Parigi dimezza le Regioni e abolisce gli attuali 101 dipartimenti (province)

PARIGI – La quantità non fa la qualità. Mai come in questo caso quest’espressione calza a pennello: da oltre un anno, infatti, la Francia mette in pratica un’ambiziosa riforma istituzionale, in parte già realtà, che punta al dimezzamento delle Regioni, il primo livello di divisione amministrativa dello Stato francese, da 22 a 13. Corposo il risparmio dell’“operazione burocratica” che in 18 mesi ha ottenuto 2,4 miliardi di risparmi e che punta ad aggiungerne altri 11 entro il 2016. La mossa successiva sarà quella di abolire gli attuali 101 dipartimenti, realtà territoriali analoghe a ciò che costituisce la provincia per l’ordinamento italiano. Per completare, un pacchetto di 250 misure di semplificazioni volte a far ripartire l’economia e attrarre gli investitori. Dei 250 provvedimenti 50 sono già entrati in vigore. La Francia, destinazione culturale per eccellenza, culla della moda e del bon ton, si eleva, dunque, anche a modello in ambito amministrativo.
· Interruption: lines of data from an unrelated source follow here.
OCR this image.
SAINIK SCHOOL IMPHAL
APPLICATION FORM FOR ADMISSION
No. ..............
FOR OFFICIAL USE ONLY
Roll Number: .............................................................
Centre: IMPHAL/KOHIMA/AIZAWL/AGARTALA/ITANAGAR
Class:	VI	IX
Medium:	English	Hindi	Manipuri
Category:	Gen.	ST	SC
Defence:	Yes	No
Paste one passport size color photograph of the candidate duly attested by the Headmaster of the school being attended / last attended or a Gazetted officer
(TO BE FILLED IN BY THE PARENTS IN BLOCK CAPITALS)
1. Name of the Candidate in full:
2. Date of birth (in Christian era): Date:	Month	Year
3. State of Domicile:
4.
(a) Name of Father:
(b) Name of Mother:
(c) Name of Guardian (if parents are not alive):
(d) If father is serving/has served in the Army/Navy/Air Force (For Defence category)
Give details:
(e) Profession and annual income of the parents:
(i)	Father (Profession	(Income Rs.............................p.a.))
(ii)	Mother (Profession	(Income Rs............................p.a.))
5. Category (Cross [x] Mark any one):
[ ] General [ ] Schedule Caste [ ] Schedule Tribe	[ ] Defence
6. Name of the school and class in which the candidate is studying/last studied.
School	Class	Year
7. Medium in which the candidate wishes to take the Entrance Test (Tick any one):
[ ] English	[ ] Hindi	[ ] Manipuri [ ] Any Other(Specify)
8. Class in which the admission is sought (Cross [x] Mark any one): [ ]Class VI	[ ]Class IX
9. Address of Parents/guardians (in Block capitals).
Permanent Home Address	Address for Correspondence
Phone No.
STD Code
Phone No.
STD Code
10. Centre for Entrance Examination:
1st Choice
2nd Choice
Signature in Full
Inevitabile il confronto con l’Italia,  terra degli sprechi, delle attese infinite e dei tempi smisurati, lontana anni luce da questo genere di accortezze. Il Bel Paese infatti, conta ben 8.057 comuni, una cifra irragionevole se confrontata con quella della Repubblica di Hollande. Un esubero di realtà locali e un eccesso di dipendenti pubblici suddivisi tra dirigenti, consiglieri, assessori, uscieri, segretarie, centralinisti e funzionari di ogni sorta. Uno spreco di denaro versato puntualmente dai contribuenti italiani e soggetto a sperperi e consumi inadeguati non orientati alla prestazione e al miglioramento dei servizi rivolti alla collettività, bensì alla necessità di mandare avanti la baracca di approfittatori. In Sicilia, poi, tutti gli indicatori della qualità della vita dimostrano come i servizi erogati dai nostri Comuni siano tra i peggiori d’Italia e in alcuni settori (ambiente, trasporti, assistenza, turismo) quasi nulli. Insomma, tra i record che deteniamo annoveriamo: spendere di più, disporre di una quantità esagerata di realtà locali che servono unicamente a mietere clientelismi e a coltivare gli interessi della classe dirigente (che si arricchisce alle e sulle spalle dei cittadini siciliani), garantire servizi incredibilmente scadenti. Emerge dunque un quadro desolante, acuito dal confronto impietoso con la Francia e, per non andare troppo lontano, con il resto d’Italia.
Al Nord con un notevole risparmio, sia di denaro che di unità, si riesce a venire incontro con maggiore efficienza alle necessità dei cittadini. I dipendenti degli uffici comunali siciliani, invece, nella maggior parte dei casi, si ingarbugliano nella gestione di appalti e patrimonio, sono talmente occupati ad arraffare denaro, a occuparsi dei propri interessi, che non garantiscono ai cittadini le condizioni minime di sicurezza e di sviluppo del territorio.
Siamo dunque costretti a denunciare, come spesso facciamo sulle pagine del nostro quotidiano, un precario sistema regionale, una fase (infinita) di grande difficoltà finanziaria che i Comuni siciliani stanno attraversando. Una situazione che andrebbe presa di petto, che dovrebbe allarmare e risvegliare dal coma profondo le Amministrazioni locali per cercare di promettere meno e agire di più. Agire realmente per il bene, non delle proprie tasche, ma della cittadinanza. Prendere esempio dalla Francia, rimboccarsi le maniche e tagliare il marcio e l’eccesso. Alla fine dei conti il famoso bilancio potrebbe finalmente quadrare e la nostra Sicilia godere dei frutti che può gustare solo chi ha ben seminato.